By 1969, researchers under Taylor's guidance had developed ARPAnet, a system recognized as a forerunner of the modern Internet.
Taylor left ARPA in 1969, then spent a year at the University of Utah before moving to California in 1970 to develop a computer science laboratory for Xerox. Mr. Taylor quickly built the Palo Alto Research Center into a premier Silicon Valley think tank.
Asked by a Rolling Stone reporter in 1972 to describe his job, Taylor said, "It's not very sharply defined. You could call me a research planner."
Researchers in his lab built the Alto, one of the first personal computers, along with file-sharing systems and an early word-processing system that allowed users to cut and paste blocks of text. They also invented the first laser printer.
Much to Taylor's frustration, Xerox saw his team's work as largely experimental. Except for making laser printers, the company never became a major player in the computer world. Instead, Steve Jobs was reportedly inspired to develop his first personal computers after visiting the research center in 1979.
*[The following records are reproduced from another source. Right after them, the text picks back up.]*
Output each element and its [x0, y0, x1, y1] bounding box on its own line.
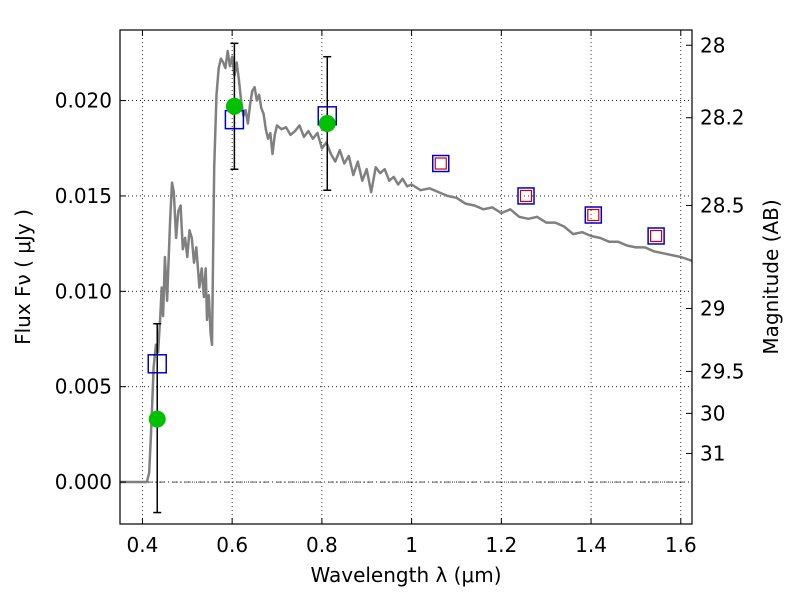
- upper-limit-square: [650, 229, 663, 243]
- model-photometry-square: [432, 154, 450, 173]
- upper-limit-square: [587, 208, 600, 222]
- x-tick-label: 1.6: [665, 533, 697, 557]
- model-photometry-square: [647, 227, 665, 245]
- y-axis-label: Flux Fν ( μJy ): [11, 209, 35, 345]
- magnitude-tick-label: 29: [700, 296, 725, 320]
- model-photometry-square: [147, 354, 167, 374]
- plot-frame: [119, 29, 693, 525]
- magnitude-axis-label: Magnitude (AB): [759, 199, 783, 354]
- model-photometry-square: [517, 187, 535, 205]
- detection-point: [318, 114, 336, 132]
- upper-limit-series: [434, 157, 663, 243]
- y-tick-label: 0.000: [55, 470, 112, 494]
- y-tick-label: 0.020: [55, 89, 112, 113]
- x-tick-label: 0.8: [306, 533, 338, 557]
- magnitude-tick-label: 29.5: [700, 359, 745, 383]
- x-tick-label: 1.4: [575, 533, 607, 557]
- magnitude-tick-label: 30: [700, 401, 725, 425]
- upper-limit-square: [519, 189, 533, 203]
- y-tick-label: 0.005: [55, 375, 112, 399]
- y-tick-label: 0.015: [55, 184, 112, 208]
- x-axis-ticks: 0.4 0.6 0.8 1 1.2 1.4 1.6: [127, 30, 697, 557]
- x-tick-label: 0.4: [127, 533, 159, 557]
- y-tick-label: 0.010: [55, 279, 112, 303]
- magnitude-tick-label: 31: [700, 441, 725, 465]
- detection-series: [148, 97, 336, 428]
- x-tick-label: 1.2: [485, 533, 517, 557]
- model-sed-line: [120, 49, 693, 484]
- detection-point: [225, 97, 243, 115]
- model-sed-series: [120, 49, 693, 484]
- magnitude-tick-label: 28: [700, 33, 725, 57]
- magnitude-tick-label: 28.2: [700, 106, 745, 130]
- x-axis-label: Wavelength λ (μm): [310, 563, 501, 587]
- x-tick-label: 1: [405, 533, 418, 557]
- magnitude-axis-ticks: 28 28.2 28.5 29 29.5 30 31: [686, 33, 745, 465]
- magnitude-tick-label: 28.5: [700, 193, 745, 217]
- grid-lines: [120, 30, 692, 524]
- detection-point: [148, 410, 166, 428]
- upper-limit-square: [434, 157, 447, 170]
- model-photometry-square: [584, 206, 603, 224]
- x-tick-label: 0.6: [216, 533, 248, 557]
- y-axis-ticks: 0.000 0.005 0.010 0.015 0.020: [55, 89, 126, 494]
- model-photometry-series: [147, 106, 665, 374]
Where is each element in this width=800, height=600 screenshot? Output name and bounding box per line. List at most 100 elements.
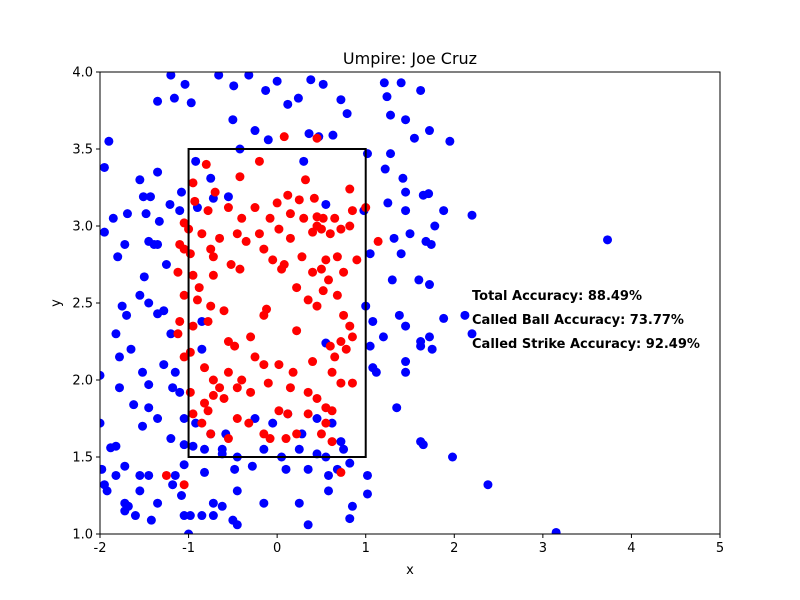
strike-point-90 — [330, 352, 340, 362]
ball-point-124 — [179, 414, 189, 423]
y-tick-label-0: 1.0 — [72, 528, 93, 543]
ball-point-158 — [120, 461, 130, 471]
strike-point-134 — [265, 434, 275, 444]
strike-point-28 — [197, 229, 207, 239]
accuracy-annotations: Total Accuracy: 88.49% Called Ball Accura… — [472, 289, 700, 352]
ball-point-143 — [188, 441, 198, 451]
strike-point-1 — [312, 133, 322, 143]
strike-point-102 — [308, 357, 318, 367]
ball-point-188 — [347, 501, 357, 511]
x-tick-label-5: 3 — [539, 541, 547, 556]
ball-point-161 — [170, 470, 180, 480]
ball-point-100 — [467, 329, 477, 339]
strike-point-24 — [330, 213, 340, 223]
strike-point-99 — [259, 360, 269, 370]
strike-point-20 — [285, 209, 295, 219]
strike-point-39 — [336, 224, 346, 234]
ball-point-46 — [424, 189, 434, 199]
strike-point-137 — [336, 467, 346, 477]
strike-point-34 — [285, 233, 295, 243]
strike-point-2 — [201, 159, 211, 169]
ball-point-166 — [281, 464, 291, 474]
y-tick-label-2: 2.0 — [72, 374, 93, 389]
ball-point-125 — [191, 418, 201, 428]
strike-point-30 — [232, 229, 242, 239]
ball-point-62 — [401, 206, 411, 216]
ball-point-19 — [250, 126, 260, 136]
ball-point-164 — [230, 464, 240, 474]
ball-point-119 — [114, 383, 124, 393]
strike-point-16 — [223, 203, 233, 213]
ball-point-185 — [259, 498, 269, 508]
strike-point-37 — [316, 224, 326, 234]
chart-title: Umpire: Joe Cruz — [343, 49, 477, 68]
ball-point-84 — [122, 310, 132, 320]
y-tick-label-3: 2.5 — [72, 297, 93, 312]
ball-point-103 — [126, 344, 136, 354]
ball-point-89 — [166, 329, 176, 339]
ball-point-0 — [166, 72, 176, 80]
strike-point-10 — [294, 195, 304, 205]
strike-point-0 — [279, 132, 289, 142]
ball-point-191 — [120, 506, 130, 516]
ball-point-24 — [342, 109, 352, 119]
accuracy-annotation-0: Total Accuracy: 88.49% — [472, 289, 642, 304]
strike-point-107 — [200, 398, 210, 408]
ball-point-79 — [387, 275, 397, 285]
strike-point-98 — [250, 352, 260, 362]
ball-point-90 — [197, 316, 207, 326]
ball-point-71 — [139, 272, 149, 282]
strike-point-52 — [321, 255, 331, 265]
strike-point-48 — [259, 244, 269, 254]
strike-point-92 — [185, 347, 195, 357]
strike-point-47 — [226, 260, 236, 269]
ball-point-141 — [166, 434, 176, 444]
strike-point-58 — [208, 270, 218, 280]
ball-point-81 — [424, 280, 434, 290]
ball-point-78 — [426, 239, 436, 249]
strike-point-79 — [175, 316, 185, 326]
strike-point-32 — [254, 229, 264, 239]
ball-point-67 — [113, 252, 123, 262]
strike-point-119 — [197, 418, 207, 428]
strike-point-11 — [309, 193, 319, 203]
ball-point-101 — [111, 329, 121, 339]
strike-point-56 — [188, 270, 198, 280]
ball-point-14 — [396, 78, 406, 88]
ball-point-111 — [365, 341, 375, 351]
ball-point-1 — [180, 79, 190, 89]
ball-point-49 — [122, 209, 132, 219]
ball-point-95 — [401, 321, 411, 331]
strike-point-67 — [318, 286, 328, 296]
strike-point-40 — [345, 221, 355, 231]
ball-point-192 — [130, 511, 140, 521]
ball-point-199 — [345, 514, 355, 524]
ball-point-5 — [244, 72, 254, 80]
strike-point-6 — [210, 187, 220, 197]
ball-point-13 — [379, 78, 389, 88]
strike-point-70 — [192, 295, 202, 305]
strike-point-8 — [283, 190, 293, 200]
y-tick-label-1: 1.5 — [72, 451, 93, 466]
ball-point-176 — [135, 486, 145, 496]
ball-point-86 — [144, 298, 154, 308]
strike-point-43 — [179, 244, 189, 254]
ball-point-88 — [159, 306, 169, 316]
ball-point-162 — [179, 460, 189, 470]
strike-point-80 — [173, 329, 183, 339]
ball-point-200 — [551, 527, 561, 534]
ball-point-120 — [129, 400, 139, 410]
strike-point-115 — [312, 393, 322, 403]
strike-point-60 — [277, 264, 287, 274]
ball-point-36 — [191, 156, 201, 166]
strike-point-85 — [246, 332, 256, 342]
ball-point-121 — [144, 403, 154, 413]
strike-point-83 — [223, 337, 233, 346]
strike-point-78 — [347, 332, 357, 342]
ball-point-99 — [460, 310, 470, 320]
ball-point-23 — [328, 130, 338, 140]
strike-point-111 — [246, 387, 256, 397]
strike-point-113 — [285, 383, 295, 393]
strike-point-82 — [203, 316, 213, 326]
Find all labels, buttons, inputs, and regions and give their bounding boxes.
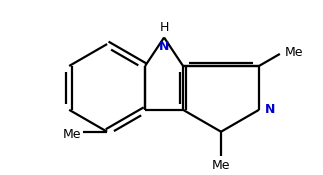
Text: Me: Me xyxy=(62,128,81,141)
Text: H: H xyxy=(159,21,169,34)
Text: Me: Me xyxy=(212,159,230,172)
Text: N: N xyxy=(265,103,276,116)
Text: N: N xyxy=(159,40,169,53)
Text: Me: Me xyxy=(284,46,303,59)
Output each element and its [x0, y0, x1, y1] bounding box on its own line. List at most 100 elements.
Robert William Taylor was born February 10, 1932, in Dallas. He was adopted soon after his birth by a Methodist minister and his wife and grew up throughout Texas.
Taylor served in the Navy during the Korean War, then majored in experimental psychology at the University of Texas at Austin, receiving a bachelor's degree in 1957 and master's degree in 1959.
From 1983 until his retirement in 1996, Taylor directed a research laboratory at Digital Equipment and helped develop AltaVista, an early Internet search engine.
His marriage to Joanne Honnold ended in divorce. Survivors include three sons, Kurt Taylor of Palo Alto, Calif., Erik Taylor of Sunnyvale, Calif., and Derek Taylor of San Jose; and three grandchildren.
In 1999, Taylor was awarded the National Medal of Technology by President Bill Clinton. He had a colleague pick up the medal, saying, "I don't intend to travel outside the Bay Area ever again, if I can avoid it."
At his hillside home overlooking Silicon Valley, he grew tomatoes and kept up with new developments in the online world he helped create.
Taylor had no major patents and said he had no regrets that the discoveries he inspired did not make him wealthy.
"I was able to pick and choose who I worked with for close to 40 years," he told the San Jose Mercury News in 2000. "Who else can say that? That's the kind of life I had. I deliberately avoided the business world, because frankly I didn't want to work with the idiots you have to work with in order to build a successful company."